The perfect comic that we need in 2025.
Judge Dredd: A Better World by Rob Williams, Arthur Wyatt, Henry Flint, Jake Lynch, and Boo Cook (2000 AD, 2025; above image art by Henry Flint)
Ultimately, it all comes down to money and power, particularly who has both. Comic books are often about power but most don’t want to deal with the money part of it other than in laughable ways of millionaire heroes or billionaire villains. Then again, most comics aren’t Judge Dredd: A Better World. Writers Rob Williams and Arthur Wyatt along with artists Henry Flint, Jake Lynch, and Boo Cook deliver what may be one of the most realistic comics for our times as Judge Maitland poses the question of what if we diverted some of the money we use to police people toward social programs and education? What if instead of keeping people down, we tried to lift them up? Seems simple but Mega City, much like the real world, is not a simple place.

A Better World follows Maitland’s quixotic quest to try to improve society by investing in it. Her role as one of Mega City One’s judges is basically to be an accountant so as she studies the numbers. She looks at the numbers and realizes that there’s a way that Mega City One could wipe out crime. The way that the powers-that-be operate today just perpetuates a system of poverty and violence. With Maitland, Williams and Wyatt explore what it would take to change a society, the work and the sacrifice. This story hits hard, particularly right now, because it asks us to trust in our fellow citizens rather than fearing them. And that’s a great thing.
But getting in the way of that trust is power. In this story, Judge Dredd walks a line between Maitland and their superiors. It’s fascinating to watch this character who knows who he is and what his role is being able to recognize that maybe there’s a different way. Now, he probably doesn’t have a place in the world which that different way could lead to and he seems fine with that. Then there are the ruling Judges who like the current status quo because it gives them their power and position.
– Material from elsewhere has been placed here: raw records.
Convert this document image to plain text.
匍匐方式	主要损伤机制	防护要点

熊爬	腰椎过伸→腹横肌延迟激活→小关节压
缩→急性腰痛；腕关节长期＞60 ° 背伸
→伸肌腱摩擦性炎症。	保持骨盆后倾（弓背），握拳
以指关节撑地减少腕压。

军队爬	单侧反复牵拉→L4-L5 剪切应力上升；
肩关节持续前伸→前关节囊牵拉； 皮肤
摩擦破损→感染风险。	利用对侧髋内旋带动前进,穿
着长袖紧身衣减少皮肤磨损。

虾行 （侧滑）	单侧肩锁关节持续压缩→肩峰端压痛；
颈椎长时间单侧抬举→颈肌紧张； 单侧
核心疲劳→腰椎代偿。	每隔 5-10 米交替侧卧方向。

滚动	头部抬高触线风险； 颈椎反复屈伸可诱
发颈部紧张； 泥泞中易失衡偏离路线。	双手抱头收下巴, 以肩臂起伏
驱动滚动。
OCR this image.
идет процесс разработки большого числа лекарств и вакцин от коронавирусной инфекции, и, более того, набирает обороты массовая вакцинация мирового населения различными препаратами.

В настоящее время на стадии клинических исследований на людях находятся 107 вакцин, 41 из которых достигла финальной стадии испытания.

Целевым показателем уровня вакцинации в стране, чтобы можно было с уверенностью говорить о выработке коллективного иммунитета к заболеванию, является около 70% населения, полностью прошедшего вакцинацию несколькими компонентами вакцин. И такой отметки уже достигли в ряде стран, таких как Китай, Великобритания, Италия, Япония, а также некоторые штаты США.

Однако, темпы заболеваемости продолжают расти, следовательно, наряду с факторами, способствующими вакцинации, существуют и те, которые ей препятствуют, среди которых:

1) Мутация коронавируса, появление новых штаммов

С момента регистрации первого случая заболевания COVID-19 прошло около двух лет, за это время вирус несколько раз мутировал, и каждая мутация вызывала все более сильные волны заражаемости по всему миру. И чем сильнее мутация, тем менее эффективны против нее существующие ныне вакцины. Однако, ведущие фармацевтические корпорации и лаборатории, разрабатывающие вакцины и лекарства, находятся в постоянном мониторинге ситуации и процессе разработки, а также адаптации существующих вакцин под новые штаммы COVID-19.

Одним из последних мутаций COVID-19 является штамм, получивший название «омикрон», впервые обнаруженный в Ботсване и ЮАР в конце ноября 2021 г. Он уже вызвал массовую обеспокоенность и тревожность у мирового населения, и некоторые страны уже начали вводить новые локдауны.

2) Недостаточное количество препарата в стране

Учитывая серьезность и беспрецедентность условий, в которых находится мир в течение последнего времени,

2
Through the three artists, we get different views of Mega City One but what remains constant is the struggle of its ordinary citizens. They face many trials in their daily existence but those struggles are often tied to the Judges. Like Dredd may be a peace keeper but he’s the bull in the China shop as he tries to uphold the law. Jake Lynch gets to draw the middle portion of the book where Dredd is protecting people. He’s big and powerful but his is also just there. He’s not changing lives but is just trying to maintain some semblance of order. As he’s the titular character, Judge Dredd is the engine of this story but he isn’t the story itself.
Henry Flint gets to draw the final part where everything comes together and then falls apart. Maitland becomes the focus of the story as she’s driving the plot. Flint focuses on how the city pushes back on Maitland’s goals even as those goals show progress when executed. The complications of the world, shown through Flint’s tight line works, are resistant to change, even when it’s change for the better.

Rob Williams and Arthur Wyatt feel like they’re doing something really daring here by challenging the status quo. Judge Dredd seems to work best sometimes when it’s embracing elements of satire and those elements are present, just without much humor to poke at the ways that we accept police states today as just the norm. We live in societies of laws and rules and we need to be policed to make sure that we hold to those laws and rules. We’ve been conditioned to think that this is just part of the social contract that holds us all together.
But there has to be other answers to how we move forward as a society than just having to be policed to the point where we basically develop Stockholm Syndrome to our authorities. Judge Dredd: A Better World is almost too perfect of a comic for the mid-2020s, when we’re leaning so far toward authoritarianism and fascism, two words that clearly describe the world of Dredd. Williams, Wyatt and their artists just cut to the point that we don’t see change because the people in power don’t want change. It’s as simple as that. And of all the comics out there right now, it’s Judge Dredd that has to remind us of that.